Médias

«Le Matin» tire sa révérence en mode funéraire

Triste manchette et Une en forme d’avis mortuaire. Dans sa dernière édition, riche de 64 pages samedi, le quotidien orange dit adieu à ses lecteurs

Sa Une sobre et livide en forme de faire-part de décès ne laisse place à aucun doute, Le Matin ne se lèvera plus. Le quotidien orange publie samedi son dernier numéro papier avec émotion.

Sur soixante-quatre pages, les membres de la rédaction du Matin offrent à leurs lecteurs leurs derniers scoops, leurs ultimes révélations, leurs papiers finaux. Ils parlent de leurs aventures quotidiennes ou extraordinaires, expliquent l’ADN orange, leurs rencontres inoubliables. Chacun y a mis son grain de sel, affirme Simon Koch, rédacteur en chef adjoint, dans son édito.

Lire aussi: Le dernier adieu au «journal des gens»

En feuilletant cette édition qui s’annonce déjà collector, on rencontre tous les corps de métiers liés au canard: de la production au service photo en passant par les graphistes sans oublier les livreurs et poseurs de manchettes, les kiosques, et bien sûr les journalistes. Eux pour l’occasion ont ajouté à leur signature, leur date d’arrivée au sein du Matin papier. Ce dernier numéro se charge de rappeler d’une croix noire, celle de leur départ.

Hommage aux lecteurs

Mais ce n’est pas tout. Le quotidien n’oublie pas de rendre hommage à tous ses lecteurs en publiant huit pages de trombinoscope de quidams. Il imprime aussi une dernière fois les bobines des peoples et politiques qui ont fait un jour ses gros titres.

Le Matin ne sera donc plus que .ch mais son équipe veut en conserver «tout l’esprit», écrit samedi le nouveau rédacteur en chef de la formule numérique Laurent Siebenmann. Ce passage du papier au digital est une volonté de l’éditeur zurichois Tamedia qui affirme que le journal a perdu 34 millions de francs au cours des dix dernières années. Il veut désormais le développer comme «une marque numérique solide avec une rédaction dédiée".
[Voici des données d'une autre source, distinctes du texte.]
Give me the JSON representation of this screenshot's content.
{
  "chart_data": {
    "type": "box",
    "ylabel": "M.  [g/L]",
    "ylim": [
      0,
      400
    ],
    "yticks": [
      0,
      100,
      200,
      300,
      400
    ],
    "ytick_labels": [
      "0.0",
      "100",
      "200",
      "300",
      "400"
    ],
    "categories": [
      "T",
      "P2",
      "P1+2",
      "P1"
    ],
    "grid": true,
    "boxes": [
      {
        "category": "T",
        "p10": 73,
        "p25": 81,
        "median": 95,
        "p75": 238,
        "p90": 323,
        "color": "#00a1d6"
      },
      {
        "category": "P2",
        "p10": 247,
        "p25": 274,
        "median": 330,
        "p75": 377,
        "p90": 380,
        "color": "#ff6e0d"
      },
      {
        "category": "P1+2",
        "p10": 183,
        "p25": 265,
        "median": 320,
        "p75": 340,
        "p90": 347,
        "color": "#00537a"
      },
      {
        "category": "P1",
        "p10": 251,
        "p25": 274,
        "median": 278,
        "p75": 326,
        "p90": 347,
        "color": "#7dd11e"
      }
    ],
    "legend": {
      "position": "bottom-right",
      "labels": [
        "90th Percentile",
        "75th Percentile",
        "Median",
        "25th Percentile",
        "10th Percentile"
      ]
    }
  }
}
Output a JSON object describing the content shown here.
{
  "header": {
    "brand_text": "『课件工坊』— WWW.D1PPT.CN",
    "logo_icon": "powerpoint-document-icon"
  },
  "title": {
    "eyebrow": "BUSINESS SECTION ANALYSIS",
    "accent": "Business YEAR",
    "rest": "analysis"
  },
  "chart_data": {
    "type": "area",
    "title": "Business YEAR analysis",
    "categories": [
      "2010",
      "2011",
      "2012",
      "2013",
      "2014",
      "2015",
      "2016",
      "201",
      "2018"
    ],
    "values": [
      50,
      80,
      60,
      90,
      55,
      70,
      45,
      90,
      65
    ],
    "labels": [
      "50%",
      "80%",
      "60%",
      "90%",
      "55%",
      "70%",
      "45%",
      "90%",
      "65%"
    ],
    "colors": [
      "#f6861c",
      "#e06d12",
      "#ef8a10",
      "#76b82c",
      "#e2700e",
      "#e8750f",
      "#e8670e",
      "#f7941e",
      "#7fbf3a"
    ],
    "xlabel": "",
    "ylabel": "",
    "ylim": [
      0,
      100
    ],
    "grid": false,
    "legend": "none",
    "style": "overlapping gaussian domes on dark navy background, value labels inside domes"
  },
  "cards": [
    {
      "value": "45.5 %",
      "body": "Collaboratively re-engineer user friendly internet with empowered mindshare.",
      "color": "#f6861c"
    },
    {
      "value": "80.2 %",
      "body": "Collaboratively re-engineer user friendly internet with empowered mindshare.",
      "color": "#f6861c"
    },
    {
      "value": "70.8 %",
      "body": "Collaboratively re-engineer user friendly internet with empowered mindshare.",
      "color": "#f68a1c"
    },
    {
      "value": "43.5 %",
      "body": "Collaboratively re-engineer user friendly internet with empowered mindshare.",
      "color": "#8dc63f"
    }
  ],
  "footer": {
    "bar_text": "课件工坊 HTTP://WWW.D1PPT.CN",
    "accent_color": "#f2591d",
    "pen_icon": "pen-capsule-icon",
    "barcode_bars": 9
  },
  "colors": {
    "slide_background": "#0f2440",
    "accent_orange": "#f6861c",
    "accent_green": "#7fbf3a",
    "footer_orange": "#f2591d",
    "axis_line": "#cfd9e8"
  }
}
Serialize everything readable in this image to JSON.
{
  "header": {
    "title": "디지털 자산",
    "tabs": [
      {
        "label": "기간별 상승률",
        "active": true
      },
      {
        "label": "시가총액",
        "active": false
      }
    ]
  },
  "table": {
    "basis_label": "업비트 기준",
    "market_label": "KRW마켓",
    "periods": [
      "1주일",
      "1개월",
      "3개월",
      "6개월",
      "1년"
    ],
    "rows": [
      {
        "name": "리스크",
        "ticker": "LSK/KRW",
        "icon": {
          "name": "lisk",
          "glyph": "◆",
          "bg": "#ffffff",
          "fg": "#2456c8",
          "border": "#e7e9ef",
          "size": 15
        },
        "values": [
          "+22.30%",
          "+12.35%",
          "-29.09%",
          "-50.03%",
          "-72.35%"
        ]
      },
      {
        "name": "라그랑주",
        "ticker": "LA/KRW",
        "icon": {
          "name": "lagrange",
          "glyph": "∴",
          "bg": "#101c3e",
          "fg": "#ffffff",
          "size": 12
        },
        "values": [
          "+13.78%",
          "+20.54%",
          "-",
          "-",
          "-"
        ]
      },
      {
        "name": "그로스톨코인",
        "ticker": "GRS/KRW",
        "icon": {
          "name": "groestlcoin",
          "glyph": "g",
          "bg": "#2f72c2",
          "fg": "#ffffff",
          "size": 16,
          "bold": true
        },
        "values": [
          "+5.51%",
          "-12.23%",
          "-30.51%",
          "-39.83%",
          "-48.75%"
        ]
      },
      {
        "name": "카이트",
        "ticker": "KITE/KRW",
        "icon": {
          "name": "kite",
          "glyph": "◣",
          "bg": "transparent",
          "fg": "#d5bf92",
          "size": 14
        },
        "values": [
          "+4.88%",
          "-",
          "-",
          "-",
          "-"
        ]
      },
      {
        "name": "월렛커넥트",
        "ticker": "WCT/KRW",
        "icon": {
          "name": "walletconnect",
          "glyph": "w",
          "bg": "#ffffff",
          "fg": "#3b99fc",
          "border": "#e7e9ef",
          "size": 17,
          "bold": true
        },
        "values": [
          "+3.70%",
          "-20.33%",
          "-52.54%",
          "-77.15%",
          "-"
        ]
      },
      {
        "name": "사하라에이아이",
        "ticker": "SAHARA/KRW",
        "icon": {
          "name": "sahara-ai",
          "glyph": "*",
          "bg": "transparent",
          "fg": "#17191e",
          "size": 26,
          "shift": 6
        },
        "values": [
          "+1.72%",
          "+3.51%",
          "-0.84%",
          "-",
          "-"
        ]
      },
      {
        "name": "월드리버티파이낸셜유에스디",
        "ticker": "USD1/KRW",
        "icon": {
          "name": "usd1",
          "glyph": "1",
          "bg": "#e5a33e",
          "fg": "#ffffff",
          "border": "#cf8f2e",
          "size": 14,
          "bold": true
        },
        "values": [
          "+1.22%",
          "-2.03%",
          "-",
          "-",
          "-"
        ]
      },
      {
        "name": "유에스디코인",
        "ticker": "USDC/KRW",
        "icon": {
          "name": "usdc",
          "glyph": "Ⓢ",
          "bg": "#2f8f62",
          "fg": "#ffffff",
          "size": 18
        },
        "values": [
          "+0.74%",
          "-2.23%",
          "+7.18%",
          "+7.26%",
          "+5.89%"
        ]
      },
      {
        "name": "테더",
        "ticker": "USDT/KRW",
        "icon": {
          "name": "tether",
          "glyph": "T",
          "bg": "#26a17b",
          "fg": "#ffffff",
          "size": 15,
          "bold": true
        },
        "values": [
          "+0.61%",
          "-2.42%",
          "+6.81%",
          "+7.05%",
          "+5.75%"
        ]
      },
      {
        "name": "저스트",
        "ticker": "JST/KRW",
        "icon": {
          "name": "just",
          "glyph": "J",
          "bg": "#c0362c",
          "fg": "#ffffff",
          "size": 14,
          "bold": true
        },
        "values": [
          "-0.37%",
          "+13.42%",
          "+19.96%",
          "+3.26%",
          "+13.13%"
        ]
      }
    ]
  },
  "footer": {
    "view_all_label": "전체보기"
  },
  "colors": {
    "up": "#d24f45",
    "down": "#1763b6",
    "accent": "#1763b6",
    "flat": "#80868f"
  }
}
Ironie du sort, en page 12, une publicité aguiche le lecteur: en cas de dettes, «nous avons la solution». Clin d’oeil de la rédaction ou de l’entreprise? Nous ne le saurons sans doute pas. La dernière page se tourne. Et l’endiablé Nelson à la bouille dépitée lâche lui aussi un dernier «Adieu».

Euthanasié le 21 juillet

Malicieux, Le Matin n’a pas oublié d’envoyer son avis de décès. «Le Matin né Tribune de Lausanne en 1893 a été euthanasié à l’aube du 21 juillet 2018, à l’âge de 125 ans, sans mesures palliatives», lit-on à la rubrique nécrologique du Temps et en encadré dans La Liberté. «En lieu et place de fleurs, la famille vous encourage à payer pour l’information».

La presse romande, elle, pleure son camarade. «Un dernier soir avec ceux qui fabriquaient Le Matin», titre 24heures; «Le Matin tourne la page», écrit La Tribune de Genève; «Le Matin avant le clap de fin» disent La Liberté et ses partenaires. Car plusieurs titres se sont invités dans les dernières séances de rédactions du Matin. Et en cette fin de semaine, ils racontent ce que Le Temps qualifie de «lente agonie».

Le Nouvelliste revient quant à lui sur «l’âge d’or d’un quotidien désormais disparu». Il rappelle que le quotidien orange n’est pas mort seul. Il a emporté avec lui «des millions de mètres carrés de papier, de polémiques, d’enquêtes, de faits divers, de peopoleries, de scandales, d’histoires animalières et de petites annonces bestiales».


La grève reste suspendue

La grève chez Tamedia reste suspendue. Les rédactions romandes se donnent jusqu’au 3 septembre pour obtenir des avancées sur le plan social et des postes supplémentaires pour la version numérique du Matin. Le dernier numéro sur papier du quotidien romand sort samedi.

«On garde nos exigences, mais on se laisse du temps pour se parler», a expliqué vendredi à Keystone-ATS Patricia Alcaraz, secrétaire syndicale chez syndicom. Les discussions devraient se dérouler auprès de l’Office vaudois de conciliation que Tamedia va saisir pour discuter du plan social pour ses employés licenciés. L’éditeur a annoncé le licenciement de 36 personnes, dont 22 dans la rédaction.

Une septantaine de personnes de tous les titres romands de Tamedia ont participé vendredi à une assemblée générale, à Lausanne. Un préavis de grève au 3 septembre a été très largement accepté, avec quatre abstentions et une voix contre, selon Patricia Alcaraz.